Highlights & Insights¶
- The first agentic framework for visual compliance verification, opening a new research direction.
- The result of zero training yet surpassing fine-tuned models is remarkable: it demonstrates that in policy-volatile scenarios like compliance verification, agentic methods are more practical than fine-tuning.
- The separation of Planning Agent and CVAgent is an elegant design: evidence collection (where a cheaper LLM suffices) and evidence adjudication (requiring an MLLM to inspect the image) are decoupled.
- The modular design of the tool suite makes the system easy to extend and adapt to new compliance requirements.
Limitations & Future Work¶
- The current system processes only single images; extending to video compliance verification (continuous scenes, context dependency) requires further development.
- Reliance on Claude Sonnet 3.5 v2 as the backbone incurs high inference costs and introduces dependency on a closed-source model.
- The selection and description of tools in the tool suite require manual design, and integrating new tools still necessitates human intervention.
- While F1=0.76 on UnsafeBench represents the state of the art, there remains a substantial gap from perfect performance.
- Detailed analysis of latency and cost (multiple tool calls + LLM inference) is absent.
Related Work & Insights¶
- This represents the first application of the ReAct framework to visual compliance, demonstrating the unique value of agentic methods in tasks requiring flexible adaptation.
- Relationship to specialized tools such as NudeNet and Safe-CLIP: CompAgent treats them as evidence sources rather than replacements.

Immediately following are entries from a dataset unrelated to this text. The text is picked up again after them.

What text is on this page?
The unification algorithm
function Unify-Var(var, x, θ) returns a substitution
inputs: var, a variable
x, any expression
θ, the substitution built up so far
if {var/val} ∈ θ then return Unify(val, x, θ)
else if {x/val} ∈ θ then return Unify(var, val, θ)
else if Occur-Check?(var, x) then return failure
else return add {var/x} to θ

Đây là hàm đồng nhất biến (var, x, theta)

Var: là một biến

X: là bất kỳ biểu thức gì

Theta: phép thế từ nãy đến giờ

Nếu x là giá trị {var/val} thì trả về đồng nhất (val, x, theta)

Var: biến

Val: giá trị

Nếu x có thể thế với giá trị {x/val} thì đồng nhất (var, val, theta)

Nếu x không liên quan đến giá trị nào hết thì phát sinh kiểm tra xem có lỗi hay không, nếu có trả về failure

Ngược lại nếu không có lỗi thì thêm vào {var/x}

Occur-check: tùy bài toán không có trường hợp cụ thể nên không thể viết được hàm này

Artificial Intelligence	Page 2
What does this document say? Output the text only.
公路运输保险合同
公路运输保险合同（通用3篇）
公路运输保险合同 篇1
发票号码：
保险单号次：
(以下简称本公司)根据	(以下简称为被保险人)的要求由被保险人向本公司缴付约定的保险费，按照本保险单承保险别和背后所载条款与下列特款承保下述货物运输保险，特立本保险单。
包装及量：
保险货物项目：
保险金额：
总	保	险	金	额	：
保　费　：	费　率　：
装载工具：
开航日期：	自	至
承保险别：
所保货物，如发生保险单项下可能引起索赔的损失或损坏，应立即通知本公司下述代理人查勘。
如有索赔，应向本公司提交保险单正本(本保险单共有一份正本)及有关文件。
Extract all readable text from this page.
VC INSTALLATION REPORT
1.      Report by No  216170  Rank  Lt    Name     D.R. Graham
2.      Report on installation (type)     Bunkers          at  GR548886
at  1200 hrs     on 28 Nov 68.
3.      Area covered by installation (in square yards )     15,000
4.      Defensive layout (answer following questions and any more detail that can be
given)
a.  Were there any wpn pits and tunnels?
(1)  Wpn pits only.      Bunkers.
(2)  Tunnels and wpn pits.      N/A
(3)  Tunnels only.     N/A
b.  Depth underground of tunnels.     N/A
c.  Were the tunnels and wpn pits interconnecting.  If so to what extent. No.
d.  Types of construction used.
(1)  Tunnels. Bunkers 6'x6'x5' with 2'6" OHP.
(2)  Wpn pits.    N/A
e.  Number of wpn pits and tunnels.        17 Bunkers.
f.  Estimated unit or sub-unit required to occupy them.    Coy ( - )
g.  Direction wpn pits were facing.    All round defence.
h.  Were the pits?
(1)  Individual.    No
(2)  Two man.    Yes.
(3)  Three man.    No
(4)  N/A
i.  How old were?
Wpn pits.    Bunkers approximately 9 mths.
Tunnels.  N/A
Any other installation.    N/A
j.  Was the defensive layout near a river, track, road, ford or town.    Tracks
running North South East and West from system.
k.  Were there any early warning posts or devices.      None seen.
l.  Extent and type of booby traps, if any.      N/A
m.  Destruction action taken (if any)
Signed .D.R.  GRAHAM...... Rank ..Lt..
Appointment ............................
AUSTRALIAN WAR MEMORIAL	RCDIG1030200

- Inspiration: Other visual tasks requiring policy-driven judgment (e.g., advertisement compliance, medical image review) may benefit from adapting this framework.
Rating¶
- Novelty: ⭐⭐⭐⭐ First agentic framework for compliance verification, though ReAct + tool calling itself is not novel.
- Experimental Thoroughness: ⭐⭐⭐⭐ Comprehensive comparison across two datasets, with thorough ablation and interpretability analysis.
- Writing Quality: ⭐⭐⭐⭐ Problem definition is clear and framework description is detailed, though the main text is somewhat lengthy.
- Value: ⭐⭐⭐⭐⭐ Extremely high practical value; the training-free adaptation to new policies has direct relevance for industry applications.